Not that he gets much time to sit around thinking. Green Zone is a strangely dated, foolishly grandiose, simplistically angry fictional war-zone thriller about how one patriot blows the lid off America's missteps in Iraq. It's the work of Paul Greengrass, the same adrenaline-generating filmmaker who put Damon through his action-hero paces in The Bourne Supremacy (2004) and The Bourne Ultimatum (2007). In his Bourne projects, as well as in his more documentary-style re-creations such as Bloody Sunday (2002) and United 93 (2006), Greengrass specializes in a high-wire visual vocabulary that not only enhances action sequences but turns even sit-down meetings into nerve-racking affairs. From the moment we meet Miller and his men as they secure a reputed WMD storage facility (''Clear!'') and risk their lives for zilch, the movie never walks when it can run, never runs when it can race with bullets flying overhead, and never leaves room for a sentient audience to draw its own conclusions when the filmmakers can poke a finger in our collective chest and growl, ''Look how Bush and company screwed up here and here and HERE.'' Green Zone's didactic script, by Mystic River screenwriter Brian Helgeland, is based on Imperial Life in the Emerald City: Inside Iraq's Green Zone, by former Washington Post Baghdad bureau chief Rajiv Chandrasekaran, but it converts that indispensable nonfiction book into a wild, whistle-blowing fable.

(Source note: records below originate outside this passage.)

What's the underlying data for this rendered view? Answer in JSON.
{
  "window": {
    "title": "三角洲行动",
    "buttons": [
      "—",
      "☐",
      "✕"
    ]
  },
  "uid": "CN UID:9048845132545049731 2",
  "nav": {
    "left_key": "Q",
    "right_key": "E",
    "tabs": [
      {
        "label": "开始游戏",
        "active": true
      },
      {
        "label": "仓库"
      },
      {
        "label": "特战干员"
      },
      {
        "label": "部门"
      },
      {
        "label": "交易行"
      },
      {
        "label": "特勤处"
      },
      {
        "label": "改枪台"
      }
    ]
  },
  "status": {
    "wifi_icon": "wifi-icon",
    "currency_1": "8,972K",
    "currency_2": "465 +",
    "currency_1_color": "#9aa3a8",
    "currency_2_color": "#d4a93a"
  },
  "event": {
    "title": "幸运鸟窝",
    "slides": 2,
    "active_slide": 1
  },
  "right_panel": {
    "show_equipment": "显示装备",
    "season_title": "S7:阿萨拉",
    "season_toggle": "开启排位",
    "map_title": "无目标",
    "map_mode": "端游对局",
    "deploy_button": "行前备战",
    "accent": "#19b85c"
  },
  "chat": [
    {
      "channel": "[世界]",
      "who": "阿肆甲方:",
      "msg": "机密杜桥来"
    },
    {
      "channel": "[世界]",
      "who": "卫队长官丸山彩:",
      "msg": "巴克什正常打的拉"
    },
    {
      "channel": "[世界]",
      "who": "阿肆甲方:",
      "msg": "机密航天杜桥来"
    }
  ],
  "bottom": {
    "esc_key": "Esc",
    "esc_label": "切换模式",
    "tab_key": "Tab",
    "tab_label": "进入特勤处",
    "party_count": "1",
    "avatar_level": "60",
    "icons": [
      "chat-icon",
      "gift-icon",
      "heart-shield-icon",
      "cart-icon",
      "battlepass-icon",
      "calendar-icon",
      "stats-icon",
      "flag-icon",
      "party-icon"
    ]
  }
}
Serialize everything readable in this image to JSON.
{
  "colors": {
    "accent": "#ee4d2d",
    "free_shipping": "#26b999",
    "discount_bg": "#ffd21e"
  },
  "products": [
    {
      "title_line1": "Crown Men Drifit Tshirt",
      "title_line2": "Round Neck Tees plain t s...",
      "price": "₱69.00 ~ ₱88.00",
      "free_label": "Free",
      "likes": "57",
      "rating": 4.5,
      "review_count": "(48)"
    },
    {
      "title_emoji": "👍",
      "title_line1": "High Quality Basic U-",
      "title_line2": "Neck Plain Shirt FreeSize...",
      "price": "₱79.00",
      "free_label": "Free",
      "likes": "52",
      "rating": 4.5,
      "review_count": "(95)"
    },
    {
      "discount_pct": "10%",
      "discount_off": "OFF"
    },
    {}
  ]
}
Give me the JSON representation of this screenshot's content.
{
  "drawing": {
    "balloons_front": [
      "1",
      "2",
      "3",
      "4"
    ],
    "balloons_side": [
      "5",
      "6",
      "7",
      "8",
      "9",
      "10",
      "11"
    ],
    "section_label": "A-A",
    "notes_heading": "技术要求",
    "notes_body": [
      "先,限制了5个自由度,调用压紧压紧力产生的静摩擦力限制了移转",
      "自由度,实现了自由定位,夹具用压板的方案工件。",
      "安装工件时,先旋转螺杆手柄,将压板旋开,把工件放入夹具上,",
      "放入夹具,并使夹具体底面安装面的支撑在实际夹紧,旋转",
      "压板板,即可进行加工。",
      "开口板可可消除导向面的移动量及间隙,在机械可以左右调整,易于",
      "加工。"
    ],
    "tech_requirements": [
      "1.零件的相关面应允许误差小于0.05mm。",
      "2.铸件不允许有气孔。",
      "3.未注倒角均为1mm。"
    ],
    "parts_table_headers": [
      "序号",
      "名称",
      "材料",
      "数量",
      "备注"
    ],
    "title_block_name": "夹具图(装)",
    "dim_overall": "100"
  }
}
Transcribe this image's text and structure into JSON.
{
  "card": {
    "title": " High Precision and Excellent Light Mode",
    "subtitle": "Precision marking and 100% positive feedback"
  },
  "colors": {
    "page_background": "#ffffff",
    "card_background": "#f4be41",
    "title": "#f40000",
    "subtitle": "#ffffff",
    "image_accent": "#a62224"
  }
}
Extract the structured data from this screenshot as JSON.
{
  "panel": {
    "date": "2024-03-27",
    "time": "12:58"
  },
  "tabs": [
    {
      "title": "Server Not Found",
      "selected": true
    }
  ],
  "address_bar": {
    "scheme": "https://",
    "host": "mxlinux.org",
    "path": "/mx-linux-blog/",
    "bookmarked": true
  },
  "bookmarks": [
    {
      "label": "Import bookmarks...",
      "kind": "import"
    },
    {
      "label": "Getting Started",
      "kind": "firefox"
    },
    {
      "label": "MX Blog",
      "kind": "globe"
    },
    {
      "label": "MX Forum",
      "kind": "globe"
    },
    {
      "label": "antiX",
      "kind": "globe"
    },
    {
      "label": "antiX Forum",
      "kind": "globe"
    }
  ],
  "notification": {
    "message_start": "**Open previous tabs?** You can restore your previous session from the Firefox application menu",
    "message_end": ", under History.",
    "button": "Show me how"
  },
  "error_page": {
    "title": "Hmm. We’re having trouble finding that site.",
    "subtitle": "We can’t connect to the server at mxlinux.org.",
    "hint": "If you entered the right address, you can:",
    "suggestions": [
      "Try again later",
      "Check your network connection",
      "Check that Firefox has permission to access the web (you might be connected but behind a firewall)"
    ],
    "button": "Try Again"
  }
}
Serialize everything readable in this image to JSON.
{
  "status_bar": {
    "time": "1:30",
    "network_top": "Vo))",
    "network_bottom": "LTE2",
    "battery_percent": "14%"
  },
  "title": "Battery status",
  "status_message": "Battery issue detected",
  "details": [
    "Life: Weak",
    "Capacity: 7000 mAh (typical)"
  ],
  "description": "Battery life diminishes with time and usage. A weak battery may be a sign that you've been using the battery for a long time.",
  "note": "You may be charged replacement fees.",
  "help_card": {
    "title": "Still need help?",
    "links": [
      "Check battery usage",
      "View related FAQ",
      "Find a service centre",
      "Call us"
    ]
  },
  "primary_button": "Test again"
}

The more sober 2007 documentary No End in Sight produced powerful evidence of fatally poor decision-making in Iraq. But in Green Zone's 2003 Baghdad alleys, Miller operates like a one-man truth squad, piecing together all the ways that his men — and, by extension, the American public — were duped into invasion. A disillusioned CIA operative (Brendan Gleeson, with an American accent subject to power failures) steers Miller in one direction; a dangerous, gung ho doofus of a State Department operative (Greg Kinnear) spins him in another. A credulous Wall Street Journal journalist (Amy Ryan), unsubtly modeled on New York Times journalist Judith Miller, buys into the disinformation she's been fed. There's also a helpful, patriotic Everyman Iraqi citizen (Khalid Abdalla) who calls himself Freddy. Initially, he's roughed up by suspicious U.S. soldiers when he volunteers useful information; then he's hustled into service as Miller's translator and driver. Eventually, Freddy comes to regret that he thought his new American ''friends'' could ever help keep his family safe.
Greengrass has a compulsively watchable style and a sharp understanding of Damon's unlikely strengths as an action hero; the director plays off the actor's understated efficiency and physical stolidity in scenes of mad danger. The standoffs, showdowns, and cat-and-mouse chases are bracing, sometimes even Bourne cool. What Green Zone lacks, however, is gravitas, perspective, and (since it was shot two years ago) timeliness: Why wasn't this out before the 2008 elections? Until now, I've been immune to ''Iraq fatigue,'' the diagnosis invented for why audiences stay away from good movies about U.S. military involvement in the Middle East. (Even the apolitical Oscar winner The Hurt Locker earned peanuts at the box office.) With Green Zone, though, the malaise has finally hit me. So while Damon's Miller uncovers the (inconvenient) truth of why the U.S. invaded Iraq in 2003, all I want to know is: How does he suggest we get out?